A recreational pastime where players must compete for fun and/or challenging tasks while following a certain set of rules. Historically used to describe sports events and other meatspace activities, since the 1970s it also encompasses purely computer-based games.
Electronic and Computer Games
Computer games may feature art, graphics, animations, cinematic sequences, music, sound-effects, and often also a plot. This differentiates them from more traditional games, in that as well as the "open" rules systems, they also include intellectual property. For this reason games are made and sold for profit and have become a multi-million dollar industry.
Pong from Atari was the first mainstream computer game released in 1972 and soon after in 1975 they started entering homes. Early computer games were often just text based, and rarely had a pause feature or the ability to load and save games. By the early to mid 80's, with the expanding processor graphical capacity games spread on the handheld devies, the major computer platforms and into pinball arcades and local malls and shops. Very early hits included Pacman, Pitfall, Asteroids, Space Invaders, Donkey Kong, Legends of Zelda, Tetris, Frogger, Elevator Action, 1942 and Robotron. Now the number of gaming platforms and emulators is vast and the electronic gaming community is huge.
Crackers and cheaters can break the rules of computer games, for example by allowing a player to look through walls or have an infinite amount of health. Technically, such modifications are now illegal under the DMCA.
A zero-sum game is one which the winner receives a fixed, finite amount, while a loser goes without an equivalent and corresponding quantity. In such a game, the more one player or group of players has, the less others have. A zero-sum game can only have one winner and one loser. Collaboration is against the rules in a zero-sum game. Once collaboration occurs then the game is over.
Modern science has revealed that access to physical things is a zerosum game. Plainly this is the the case when it comes to the quantity of physical objects such as food and water but not information or knowledge which can be reproduced unlimited at marginal cost. The economic consequences of a communities interdependence on its environment for sustainabilty and the idea that life on Earth is approximate to a zero-sum game has failed to gain political momentum.
The term game also refers to an abstract theoretical construct within the context of game theory.
In game theory terms, a game is a formalized incentive structure governing the interaction of two or more agents ("players"). Zero-sum games are a class of such games.

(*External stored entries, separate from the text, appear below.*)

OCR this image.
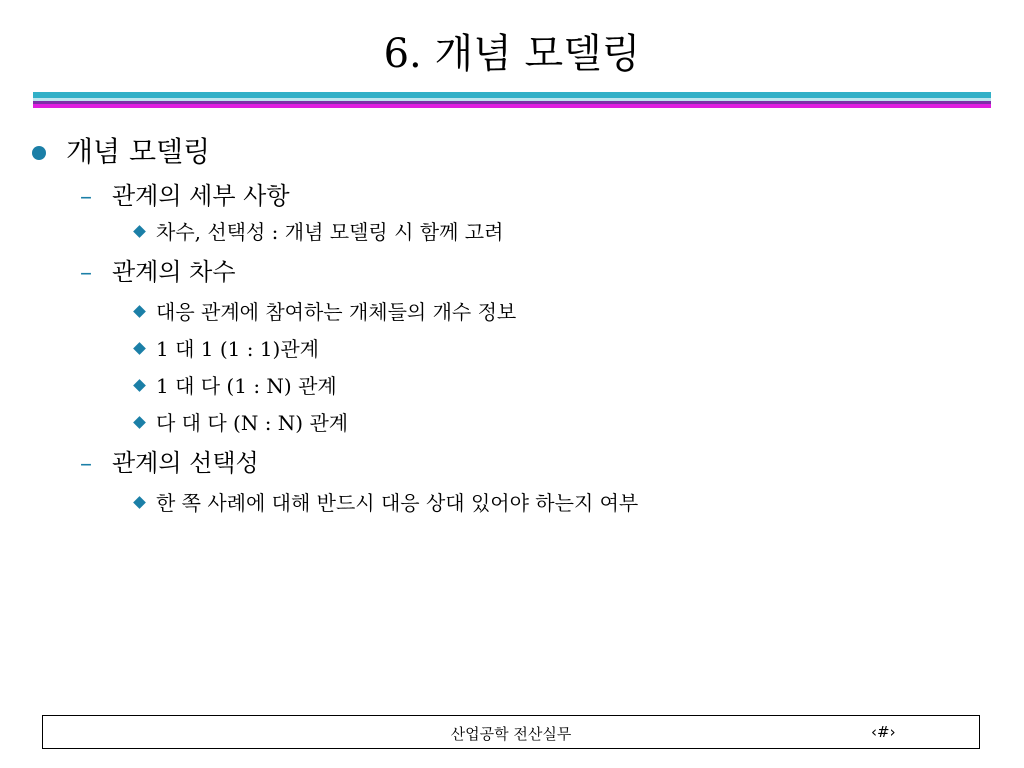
6. 개념 모델링
개념 모델링
– 관계의 세부 사항
차수, 선택성 : 개념 모델링 시 함께 고려
– 관계의 차수
대응 관계에 참여하는 개체들의 개수 정보
1 대 1 (1 : 1)관계
1 대 다 (1 : N) 관계
다 대 다 (N : N) 관계
– 관계의 선택성
한 쪽 사례에 대해 반드시 대응 상대 있어야 하는지 여부
산업공학 전산실무	‹#›
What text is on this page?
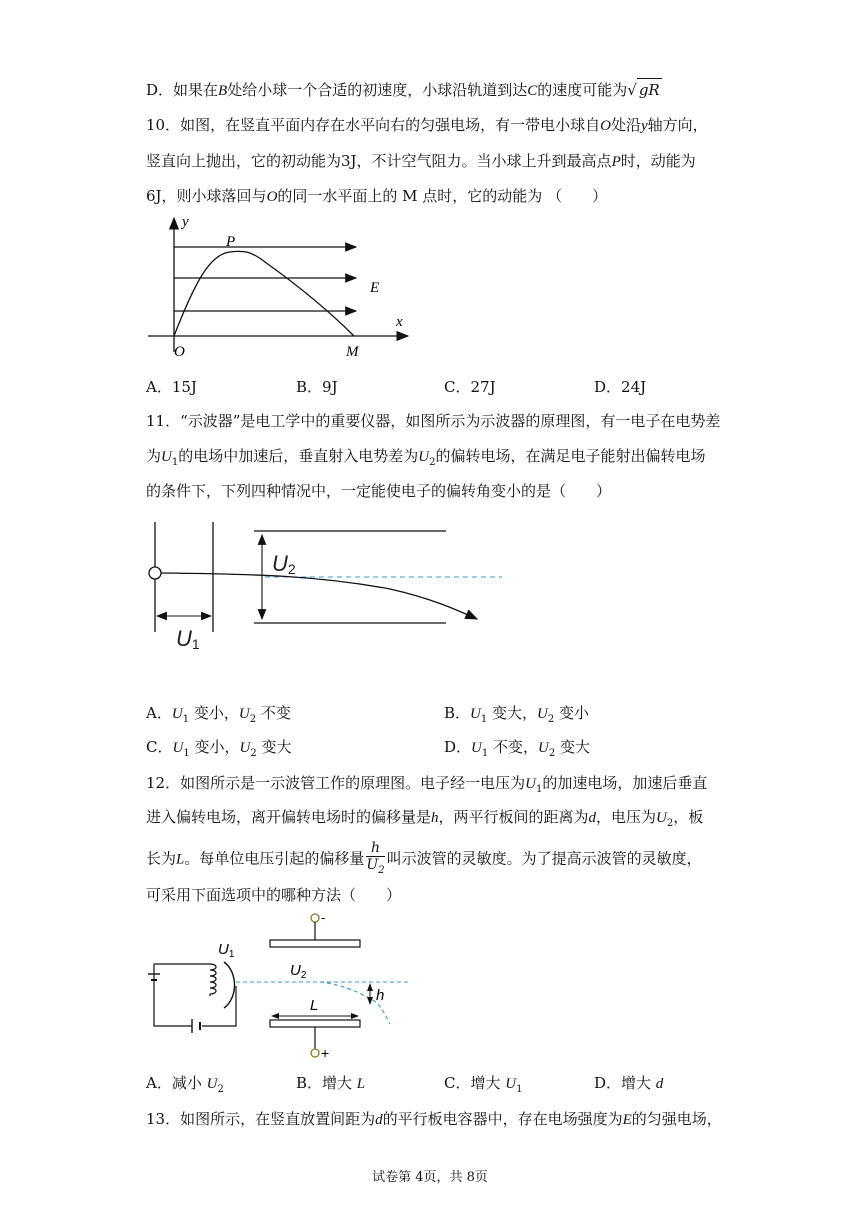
D．如果在B处给小球一个合适的初速度，小球沿轨道到达C的速度可能为√ gR
10．如图，在竖直平面内存在水平向右的匀强电场，有一带电小球自O处沿y轴方向，
竖直向上抛出，它的初动能为3J，不计空气阻力。当小球上升到最高点P时，动能为
6J，则小球落回与O的同一水平面上的 M 点时，它的动能为 （　　）
y
P
E
x
O	M
A．15J	B．9J	C．27J	D．24J
11．“示波器”是电工学中的重要仪器，如图所示为示波器的原理图，有一电子在电势差
为$U_1$的电场中加速后，垂直射入电势差为$U_2$的偏转电场，在满足电子能射出偏转电场
的条件下，下列四种情况中，一定能使电子的偏转角变小的是（　　）
U2
U1
A．$U_1$ 变小，$U_2$ 不变	B．$U_1$ 变大，$U_2$ 变小
C．$U_1$ 变小，$U_2$ 变大	D．$U_1$ 不变，$U_2$ 变大
12．如图所示是一示波管工作的原理图。电子经一电压为$U_1$的加速电场，加速后垂直
进入偏转电场，离开偏转电场时的偏移量是h，两平行板间的距离为d，电压为$U_2$，板
长为L。每单位电压引起的偏移量 $\frac{h}{U_2}$ 叫示波管的灵敏度。为了提高示波管的灵敏度，
可采用下面选项中的哪种方法（　　）
-
+
L
h
$U_2$
$U_1$
A．减小 $U_2$	B．增大 L	C．增大 $U_1$	D．增大 d
13．如图所示，在竖直放置间距为d的平行板电容器中，存在电场强度为E的匀强电场，
试卷第 4页，共 8页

The classic example of a non-zero sum game in game theory terms is the prisoner's dilemma. Two players participate in this game. They each independently make a choice from one of two options, to defect or to cooperate. Each player's score then depends not only on how the one player chooses, but also on how the other player chooses.
The highest indvidual score is obtained when a player defects but the other player cooperates. Conversely, the lowest individual score is obtained when a player cooperates, but the other player defects. Therefore, a player considering only the individual score has a strong incentive to defect and a strong disincentive to cooperate.
Yet, if both players defect, neither obtains the high possible individual score, since the highest individual score requires cooperation from the other player while the first player is defecting. In the case of mutual defection, an intermediate score is obtained by each.
Finally, if both players cooperate, each gets neither the highest possible score (which requires one defection), but neither do each get the lowest score.
Again, in this case, each gets an intermediate score, higher than that for mutual defection, but lower than that for being the only defector. The key to the Prisonner's Dilemma, however, is that the cumulative score is highest among all outcomes for mutual cooperation. There is no optimal strategy for playing a single round of the Prisonner's Dilemma. However, if multiple rounds of the game are played among the same participants, they can learn how the other player will play, and can adopt the tit for tat strategy, in which each player makes the move that the other player made in the previous round.
Another non-zero sum game is the so-called dollar auction. This requires at least three participants, but can in principle have more. There is a single auctioneer who offers a dollar for sale to the highest bidder, with the condition that the winning bidder will receive the dollar, but that the auctioneer will collect both the highest and the second highest bids. Bidding begins low, at, say, a penny.
In this game, each player has an incentive to play because they can, if successful before the bidding goes above a dollar, get a dollar for less than a dollar bid. The auctioneer has an incentive to play because two sub-dollar bids collected garners more than a dollar's worth of income. Each player, once playing, has an incentive to continue bidding to avoid become the second-highest bidder, who loses his entire bid and gains nothing.
The dollar auction is a model for exploring exit strategies in the case of increasingly diminishing returns in situations in which one has an investment that would be stranded by the exit. Such dilemmas are characterized by aphorisms like "throwing good money after bad" or "sticking with the devil you know".